I first heard about Mary Decker, M.D. almost 20 years ago when she treated my husband for lung cancer. An illness as catastrophic as lung cancer brings with it a team of doctors who work hard for a cure. Even though I did not meet Dr. Decker at that time, my husband spoke very highly of her. I could tell that she literally held him up with her positive attitude. It made him feel as though he could beat the cancer.

He ultimately lost his battle with cancer. Losing patients is the hardest part of Mary Decker's job but she is gratified that, through advances in treatment, she is able to help more patients survive. In fact, it seems that Decker receives as much from her patients as she gives. She has seen thousands of cases come through the Radiation Oncology department but always understands that, for the patient, it is the first time. And the diagnosis of cancer is almost overwhelming.

"I do try to remember," Decker says, "that it is a new, first-time experience so you want to make it easier for people."

Cancer survivor bell

That compassion has lead to many relationships over the years. Decker tells of patients who come back to her department bearing gifts of food at holiday time. Going through the cure for cancer forges a grateful bond between patients and doctors. It goes way beyond medicine or radiation.

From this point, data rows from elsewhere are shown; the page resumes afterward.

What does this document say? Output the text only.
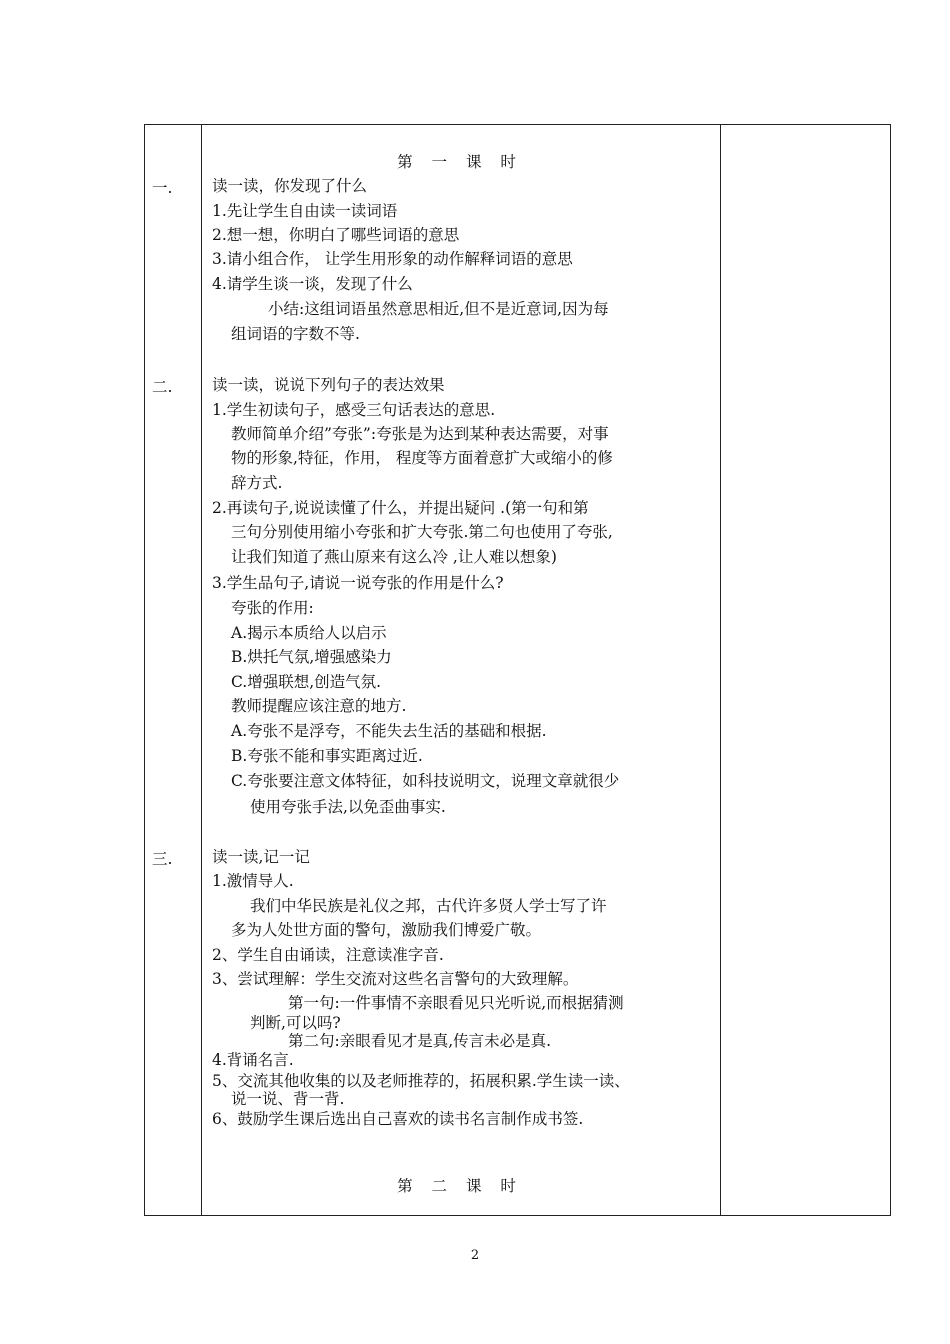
第 一 课 时
一.	读一读，你发现了什么
1.先让学生自由读一读词语
2.想一想，你明白了哪些词语的意思
3.请小组合作， 让学生用形象的动作解释词语的意思
4.请学生谈一谈，发现了什么
小结:这组词语虽然意思相近,但不是近意词,因为每
组词语的字数不等.
二.	读一读，说说下列句子的表达效果
1.学生初读句子，感受三句话表达的意思.
教师简单介绍”夸张”:夸张是为达到某种表达需要，对事
物的形象,特征，作用， 程度等方面着意扩大或缩小的修
辞方式.
2.再读句子,说说读懂了什么，并提出疑问 .(第一句和第
三句分别使用缩小夸张和扩大夸张.第二句也使用了夸张,
让我们知道了燕山原来有这么冷 ,让人难以想象)
3.学生品句子,请说一说夸张的作用是什么?
夸张的作用:
A.揭示本质给人以启示
B.烘托气氛,增强感染力
C.增强联想,创造气氛.
教师提醒应该注意的地方.
A.夸张不是浮夸，不能失去生活的基础和根据.
B.夸张不能和事实距离过近.
C.夸张要注意文体特征，如科技说明文，说理文章就很少
使用夸张手法,以免歪曲事实.
三.	读一读,记一记
1.激情导人.
我们中华民族是礼仪之邦，古代许多贤人学士写了许
多为人处世方面的警句，激励我们博爱广敬。
2、学生自由诵读，注意读准字音.
3、尝试理解：学生交流对这些名言警句的大致理解。
第一句:一件事情不亲眼看见只光听说,而根据猜测
判断,可以吗?
第二句:亲眼看见才是真,传言未必是真.
4.背诵名言.
5、交流其他收集的以及老师推荐的，拓展积累.学生读一读、
说一说、背一背.
6、鼓励学生课后选出自己喜欢的读书名言制作成书签.
第 二 课 时
2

"When someone is in pain, they just need a nurse or a physician to talk to," Decker says. "They need the validation. Sometimes just talking about it helps."

Much of what Decker does destroys tumors and helps prolong life. Other patients benefit more from pain relief offered by radiation in combination with medication. Today's medical advances mean that pain can often be controlled, assuring better quality of life.

"Probably the most satisfying part is relieving pain," she says. "People have reached the end of their rope but we can alleviate the pain."

Decker was actually an engineering student when she discovered a classmate's physiology book and decided to change careers.

"The engineering and hard science background really helps in radiation oncology," Decker says.

Originally, she intended to enter internal medicine but found that what she liked was really radiation oncology.

"I love it," she explains. "We have great equipment. Radiation is an organ-sparing treatment and also offers a lot of pain relief."

The fact that radiation causes fewer side effects than other traditional treatments such as chemotherapy is also a plus. Radiation continues to offer that benefit although new drugs that Decker calls "biologicals" are not as toxic. She encourages patients to follow their full regimen of treatment to achieve the best possible result.

Decker is married to Bill Mulbry, M.D., a psychiatrist at MUSC, and has three teenage boys. In her spare time, she loves playing tennis, working out and traveling.